In a July report on the LNG industry, the Global Energy Monitor listed 29 terminal projects around the world that have either been cancelled or are in dire straits. The nonprofit research organization cited the pandemic, the Wet’suwet’en opposition to the Coastal GasLink pipeline and recent studies debunking the idea of LNG being clean energy for the downturn.
While AlaskCan’s emissions would not be counted in B.C. since the terminal is in the U.S., the process of getting the gas out of the ground and transporting it by pipeline accounts for the majority of LNG life cycle emissions.
For instance, the LNG Canada project would produce nine megatonnes of upstream greenhouse gas emissions compared with four megatonnes of emissions at the terminal, according to a recent Canadian Centre for Policy Alternatives report.
According to the report, if all three of B.C.’s approved LNG terminals go ahead, the province is on a path to exceed its 2050 climate target by 227 per cent. B.C. would be on the hook for all upstream emissions associated with the AlaskCan project, further contributing to the challenges of meeting provincial climate targets.
AlaskCan could be met with strong opposition in B.C.
If AlaskCan does intend to use the Prince Rupert Gas Transmission pipeline, the project will see significant opposition in B.C., according to locals who would be affected.
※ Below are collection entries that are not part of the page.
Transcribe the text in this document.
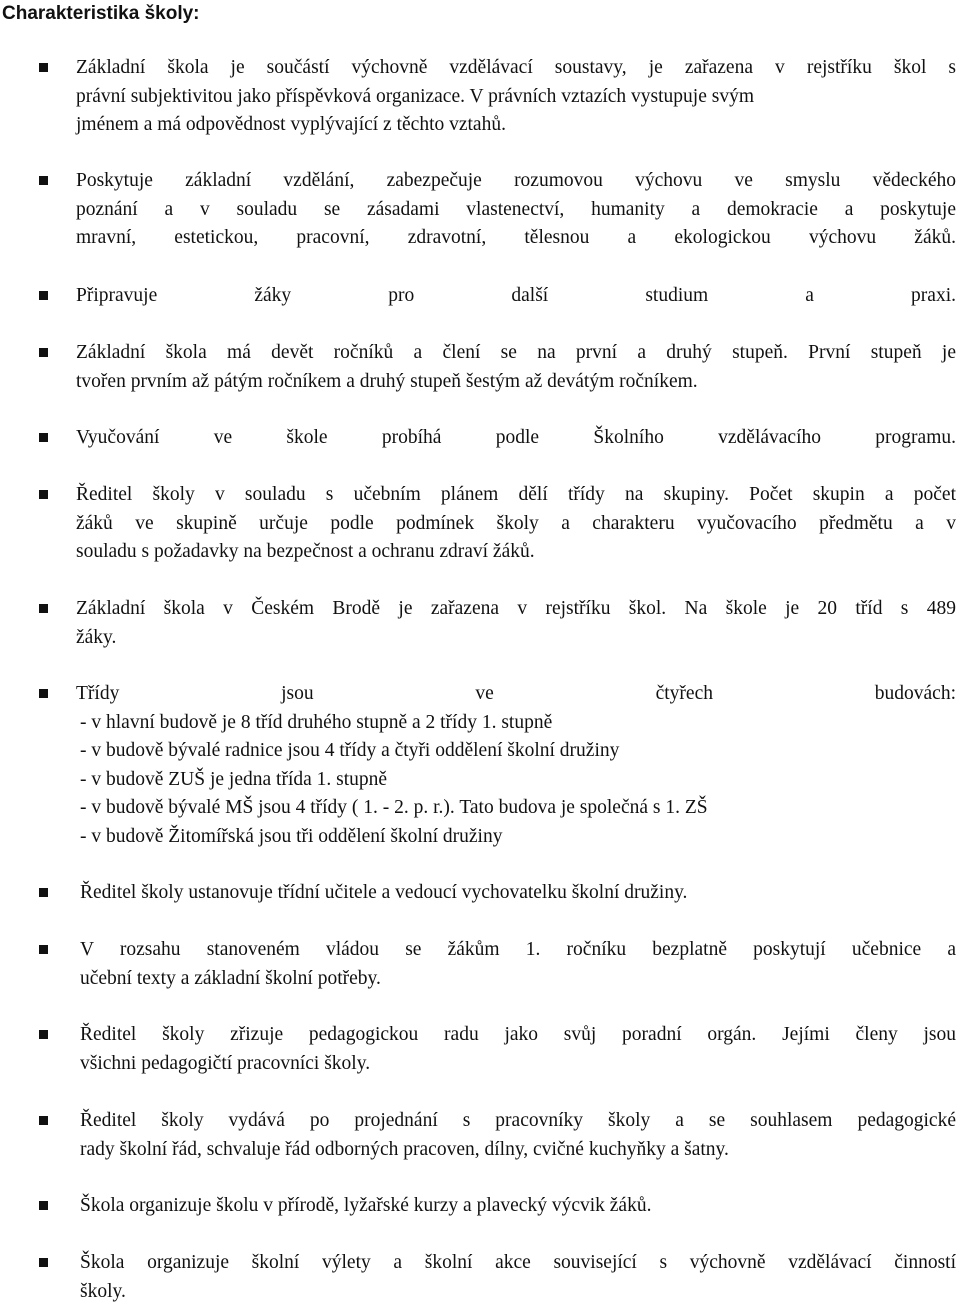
Charakteristika školy:
Základní škola je součástí výchovně vzdělávací soustavy, je zařazena v rejstříku škol s
právní subjektivitou jako příspěvková organizace. V právních vztazích vystupuje svým
jménem a má odpovědnost vyplývající z těchto vztahů.
Poskytuje základní vzdělání, zabezpečuje rozumovou výchovu ve smyslu vědeckého
poznání a v souladu se zásadami vlastenectví, humanity a demokracie a poskytuje
mravní, estetickou, pracovní, zdravotní, tělesnou a ekologickou výchovu žáků.
Připravuje žáky pro další studium a praxi.
Základní škola má devět ročníků a člení se na první a druhý stupeň. První stupeň je
tvořen prvním až pátým ročníkem a druhý stupeň šestým až devátým ročníkem.
Vyučování ve škole probíhá podle Školního vzdělávacího programu.
Ředitel školy v souladu s učebním plánem dělí třídy na skupiny. Počet skupin a počet
žáků ve skupině určuje podle podmínek školy a charakteru vyučovacího předmětu a v
souladu s požadavky na bezpečnost a ochranu zdraví žáků.
Základní škola v Českém Brodě je zařazena v rejstříku škol. Na škole je 20 tříd s 489
žáky.
Třídy jsou ve čtyřech budovách:
- v hlavní budově je 8 tříd druhého stupně a 2 třídy 1. stupně
- v budově bývalé radnice jsou 4 třídy a čtyři oddělení školní družiny
- v budově ZUŠ je jedna třída 1. stupně
- v budově bývalé MŠ jsou 4 třídy ( 1. - 2. p. r.). Tato budova je společná s 1. ZŠ
- v budově Žitomířská jsou tři oddělení školní družiny
Ředitel školy ustanovuje třídní učitele a vedoucí vychovatelku školní družiny.
V rozsahu stanoveném vládou se žákům 1. ročníku bezplatně poskytují učebnice a
učební texty a základní školní potřeby.
Ředitel školy zřizuje pedagogickou radu jako svůj poradní orgán. Jejími členy jsou
všichni pedagogičtí pracovníci školy.
Ředitel školy vydává po projednání s pracovníky školy a se souhlasem pedagogické
rady školní řád, schvaluje řád odborných pracoven, dílny, cvičné kuchyňky a šatny.
Škola organizuje školu v přírodě, lyžařské kurzy a plavecký výcvik žáků.
Škola organizuje školní výlety a školní akce související s výchovně vzdělávací činností
školy.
“There’s never been an environmental reason to do the pipeline, and now with the price of oil and gas in the dumpster, there’s definitely no economic reason for it,” Kispiox Valley resident Gene Allen told The Narwhal.
Residents of the Kispiox Valley, which the pipeline would pass through, strongly opposed the project when TC Energy was working through the environmental assessment. A diverse mix of loggers, farmers, guide outfitters and more signed a declaration of opposition to protect the Skeena River ecosystem.
“The Kispiox Valley has more biogeoclimatic regions than any other place in Canada,” Shannon McPhail, director at Skeena Watershed Conservation Coalition, told The Narwhal in an email. “It’s a globally significant place.”
On the coast, opposition to the pipeline’s original terminus, the Pacific NorthWest LNG terminal project, included Hereditary Chiefs and members of the Lax Kw’alaams First Nation, which rejected a $1.15-billion offer from Petronas in exchange for their support and set up camps on Lelu Island, affirming their rights to protect their traditional territory. The main concern voiced by the nation was the potential impact on salmon at the terminal site and through increased shipping traffic.
The AlaskCan LNG terminal would be closer to the Lax Kw’alaams First Nation than the Pacific NorthWest terminal but beyond its recognized territory, which could complicate any legal grounds for opposition.
Any project proposed along the north coast — regardless of which side of the border it’s on — will also come under scrutiny by the fishing community.
Alaska’s commercial and sport fishing industries are vital parts of the state’s economy. According to the Resource Development Council for Alaska, the seafood industry produced more than US $5 billion in economic activity in Alaska every year.
While AlaskCan may have Clark to help attract investors and navigate politics, it seems unlikely it will escape opposition by being on the U.S. side of the border.